Certes Zaynab ne faisait pas partie de ceux qui avaient été bannis. Mais les nouvelles de sa famille lui parvenaient jusqu’à la maison de son mari. Elle ne pouvait qu’être peinée par l’état dans lequel son père, sa mère et ses soeurs vivaient.
Cet isolement prit fin après que quelques personnalités mecquoises se révoltèrent contre le sort réservé au Prophète . Ils décidèrent d’arracher la proclamation des murs de la Kaaba.
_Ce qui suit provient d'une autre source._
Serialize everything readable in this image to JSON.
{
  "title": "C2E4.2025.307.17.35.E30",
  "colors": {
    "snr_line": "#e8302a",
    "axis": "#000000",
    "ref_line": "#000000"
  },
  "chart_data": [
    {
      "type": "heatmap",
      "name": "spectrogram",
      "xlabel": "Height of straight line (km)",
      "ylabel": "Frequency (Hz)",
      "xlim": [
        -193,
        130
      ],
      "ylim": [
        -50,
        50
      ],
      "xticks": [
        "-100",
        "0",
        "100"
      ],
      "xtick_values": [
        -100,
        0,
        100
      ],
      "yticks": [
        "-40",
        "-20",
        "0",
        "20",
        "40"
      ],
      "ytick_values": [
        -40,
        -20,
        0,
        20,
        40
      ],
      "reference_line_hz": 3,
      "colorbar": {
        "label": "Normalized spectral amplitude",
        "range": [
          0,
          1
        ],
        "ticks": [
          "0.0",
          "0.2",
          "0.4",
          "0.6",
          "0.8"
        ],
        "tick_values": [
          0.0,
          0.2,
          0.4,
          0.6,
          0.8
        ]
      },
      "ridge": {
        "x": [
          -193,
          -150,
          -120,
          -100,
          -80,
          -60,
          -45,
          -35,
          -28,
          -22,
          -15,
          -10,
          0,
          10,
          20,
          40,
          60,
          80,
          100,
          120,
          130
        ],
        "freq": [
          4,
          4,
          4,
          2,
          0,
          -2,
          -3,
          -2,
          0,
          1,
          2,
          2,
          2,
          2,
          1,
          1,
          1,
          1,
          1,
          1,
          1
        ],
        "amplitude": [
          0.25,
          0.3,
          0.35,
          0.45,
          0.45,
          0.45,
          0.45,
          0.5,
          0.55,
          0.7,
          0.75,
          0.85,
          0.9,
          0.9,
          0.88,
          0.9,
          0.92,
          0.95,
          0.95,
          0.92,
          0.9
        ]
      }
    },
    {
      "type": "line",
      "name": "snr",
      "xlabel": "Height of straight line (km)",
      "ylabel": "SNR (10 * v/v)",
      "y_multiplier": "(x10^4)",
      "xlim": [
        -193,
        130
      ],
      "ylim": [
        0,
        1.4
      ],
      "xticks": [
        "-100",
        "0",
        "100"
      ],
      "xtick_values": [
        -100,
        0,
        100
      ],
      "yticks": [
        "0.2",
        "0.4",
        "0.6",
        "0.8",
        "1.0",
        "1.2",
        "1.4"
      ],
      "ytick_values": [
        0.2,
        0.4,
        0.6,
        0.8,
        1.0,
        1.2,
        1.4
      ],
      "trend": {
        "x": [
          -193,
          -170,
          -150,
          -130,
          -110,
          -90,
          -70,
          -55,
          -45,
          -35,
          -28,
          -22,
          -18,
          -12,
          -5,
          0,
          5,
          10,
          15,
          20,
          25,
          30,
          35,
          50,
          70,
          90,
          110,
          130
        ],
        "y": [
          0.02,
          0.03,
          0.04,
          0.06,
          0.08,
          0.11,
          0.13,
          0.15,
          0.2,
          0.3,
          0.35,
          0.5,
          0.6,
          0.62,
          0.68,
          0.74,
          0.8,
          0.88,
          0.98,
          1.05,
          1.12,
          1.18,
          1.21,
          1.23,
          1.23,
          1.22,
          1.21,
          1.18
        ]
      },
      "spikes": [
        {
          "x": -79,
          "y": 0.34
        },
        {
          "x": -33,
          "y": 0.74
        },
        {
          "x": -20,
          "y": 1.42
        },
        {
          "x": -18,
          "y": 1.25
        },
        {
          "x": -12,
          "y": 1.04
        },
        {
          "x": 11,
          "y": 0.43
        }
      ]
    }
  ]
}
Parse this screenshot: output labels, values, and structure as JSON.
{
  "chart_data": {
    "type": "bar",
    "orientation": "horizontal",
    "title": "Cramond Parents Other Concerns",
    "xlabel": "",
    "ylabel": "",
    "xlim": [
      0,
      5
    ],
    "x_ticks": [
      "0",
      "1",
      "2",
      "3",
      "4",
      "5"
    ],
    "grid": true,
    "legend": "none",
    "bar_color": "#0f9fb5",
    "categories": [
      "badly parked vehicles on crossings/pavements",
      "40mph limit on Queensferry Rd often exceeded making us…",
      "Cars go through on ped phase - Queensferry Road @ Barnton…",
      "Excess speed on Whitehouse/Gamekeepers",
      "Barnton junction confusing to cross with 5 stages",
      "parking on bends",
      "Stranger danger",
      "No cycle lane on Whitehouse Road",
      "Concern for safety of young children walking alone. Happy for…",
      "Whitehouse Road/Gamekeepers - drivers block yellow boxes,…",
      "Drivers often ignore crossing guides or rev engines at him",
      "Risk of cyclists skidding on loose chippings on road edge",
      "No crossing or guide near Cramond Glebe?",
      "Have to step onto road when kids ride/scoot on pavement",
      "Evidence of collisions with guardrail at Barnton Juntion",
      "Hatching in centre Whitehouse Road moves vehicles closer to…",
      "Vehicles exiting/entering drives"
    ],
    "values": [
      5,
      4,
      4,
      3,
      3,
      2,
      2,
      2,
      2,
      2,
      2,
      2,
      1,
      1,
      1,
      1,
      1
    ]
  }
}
Enfin, si la vie relativement normale reprit son court, il n’en resta pas moins que ce blocus eut de néfastes répercussions sur la santé de son oncle Abu Talib et de sa femme Khadija.
En effet, Abu Talib qui accordait sa protection au Prophète , mourut six mois après la fin du blocus, suivi trois jours après par la mort de Khadija. Ainsi, les premiers soutiens du Prophète disparurent.
Les idolâtres redoublèrent alors leur persécution jusqu’à ce que vint l’ordre du Messager de Dieu d’émigrer. Une petite partie des fidèles se rendirent en Abyssinie dont sa soeur Ruqyiya. Le reste des fidèles finirent par quitter la Mecque pour se rendre à Médine, suivi plus tard par le prophète Muhammad et son fidèle compagnon Abou Bakr (que Dieu l’agrée). Zaynab demeura ainsi seule à la Mecque en compagnie de ses enfants.
Lors de la bataille de Badr, les Musulmans étaient approximativement trois cents, alors que les Qoraychites furent un millier. Pourtant, les musulmans remportèrent la victoire avec l’aide du Tout Puissant. Rentrant victorieux à Médine avec un butin et de nombreux prisonniers de guerre, parmi lesquels se trouvait Abû-l-Âs.
Les Musulmans avaient exigé une rançon contre la liberté des captifs. A la Mecque, les Qorayshites se rendirent chez les parents des détenus, afin de réunir la rançon réclamée. Ils se rendirent chez Zeinab (que Dieu l’agrée) lui réclamant le prix de la rançon contre la liberté de son mari. Elle ne possédait que le bijou que Khadija lui offrit lors de son mariage. Le Prophète l’ayant reconnue, il pleura et expliqua aux musulmans les faits, leur demandant avec leur approbation la liberté d’Abû-l-Âs.
Abû-l-Âs rentra ainsi chez lui. Quand Zaynab le vit, elle sauta de joie. Cependant, ces retrouvailles allaient être suivies par une nouvelle séparation. En effet, le Prophète avait demandé que sa fille lui soit ramenée à Médine. Il n’était plus possible à une croyante d’être unie à un mécréant.
Il faut rappeler que les deux soeurs de Zaynab, Ruqiyya et Umm Kaltoum, furent répudiées par leurs maris idolâtres. Par contre celui de Zaynab refusa de divorcer malgré la promesse des notables de son clan de le marier le plus rapidement possible.